Clancy Martin is Professor of Philosophy in the University of Missouri-Kansas City's College of Arts and Sciences, Professor of Business Ethics at the Bloch School of Management. His books include the Pushcart Prize winning novel How to Sell, and the newly released book of philosophy, Love and Lies: An Essay on Truthfulness, Deceit, and the Growth and Care of Erotic Love.

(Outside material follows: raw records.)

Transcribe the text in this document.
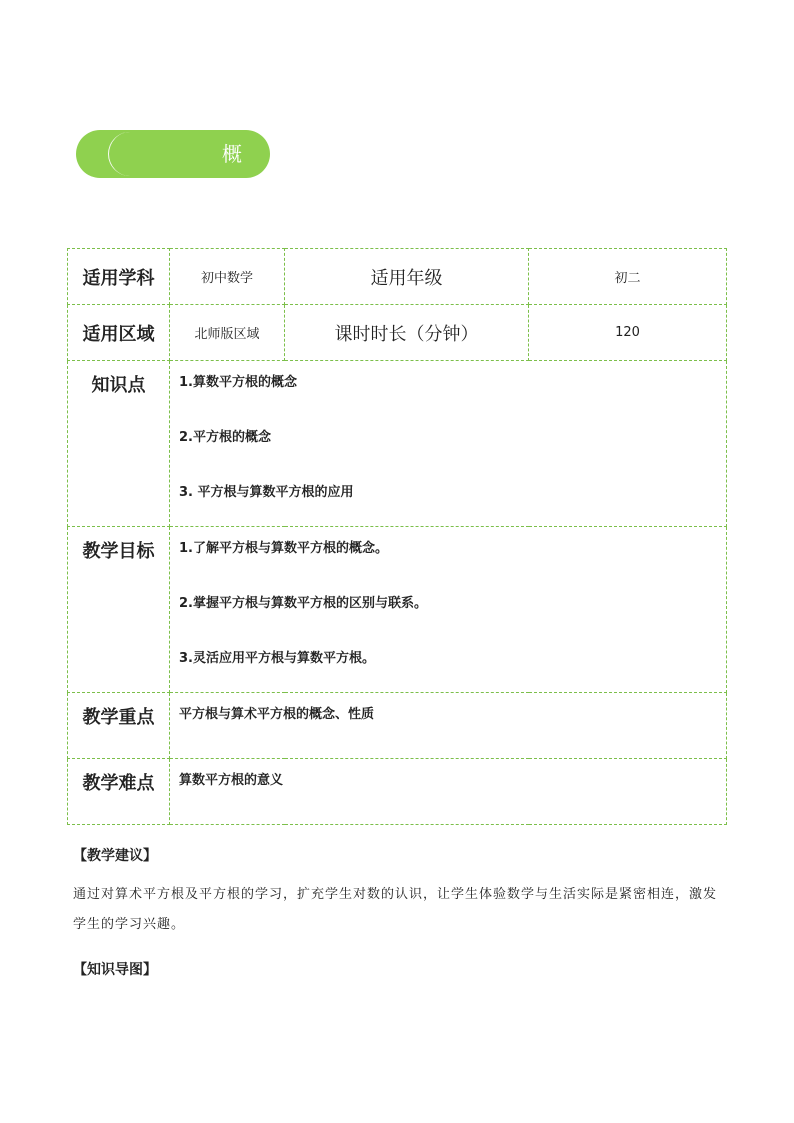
概 述
适用学科	初中数学	适用年级	初二
适用区域	北师版区域	课时时长（分钟）	120
知识点	1.算数平方根的概念
2.平方根的概念
3. 平方根与算数平方根的应用		

教学目标	1.了解平方根与算数平方根的概念。
2.掌握平方根与算数平方根的区别与联系。
3.灵活应用平方根与算数平方根。		

教学重点	平方根与算术平方根的概念、性质		

教学难点	算数平方根的意义		
【教学建议】
通过对算术平方根及平方根的学习，扩充学生对数的认识，让学生体验数学与生活实际是紧密相连，激发学生的学习兴趣。
【知识导图】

Recently I asked the author about what he was reading. Martin's reply:
I’m always reading several books at the same time, like most of us. Right now I’m reading Patrul Rinpoche’s Words Of My Perfect Teacher, Junichiro Tanizaki’s In Praise of Shadows, Ottessa Mossfegh’s Eileen (a pre-release copy, I’m reviewing it), and Coetzee’s The Lives of Animals, as well as several others. (The ones I listed are the ones I’ve actually read from today). I love Tanizaki, because he understands that everything the artist should hold most dear is not true or false, black or white, on or off, but in the middle, in the murky, fascinating, elusive world of where real human thought and emotion actually takes place. Now that’s almost a cliché, but because we tend to slip into dogmatism so quickly and easily, because we are such natural hypocrites, because we are so quick to conclude that our own way of seeing the world is the best way of seeing the world, I don’t think shadows can ever be praised enough. Especially in the age of online comments and tweets and Facebook posts we tend to slip into this very superficial, unequivocal way of thinking so easily—and so stupidly! “We men of knowledge have lost the art of rumination” Nietzsche once complained, and I think shadows are the visual equivalent of that way of thinking.

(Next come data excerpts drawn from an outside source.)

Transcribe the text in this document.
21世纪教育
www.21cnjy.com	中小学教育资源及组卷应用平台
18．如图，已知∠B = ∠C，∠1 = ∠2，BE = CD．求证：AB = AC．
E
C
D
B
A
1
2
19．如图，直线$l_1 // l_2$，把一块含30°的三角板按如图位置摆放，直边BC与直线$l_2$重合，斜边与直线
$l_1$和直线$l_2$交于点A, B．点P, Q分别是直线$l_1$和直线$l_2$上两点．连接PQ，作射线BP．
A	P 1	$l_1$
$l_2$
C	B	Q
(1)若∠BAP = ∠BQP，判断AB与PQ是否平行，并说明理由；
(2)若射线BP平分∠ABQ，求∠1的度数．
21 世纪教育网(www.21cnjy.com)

Here’s how the very short book ends: “In the mansion called literature I would have the eaves deep and the walls dark, I would push back into the shadows the things that come forward too clearly, I would strip away the useless decoration. I do not ask that this be done everywhere, but perhaps we can be allowed at least one mansion where we can turn off the electric lights and see what it is like without them.” What a terrific manifesto for literature, for philosophy, for living a genuinely moral human life.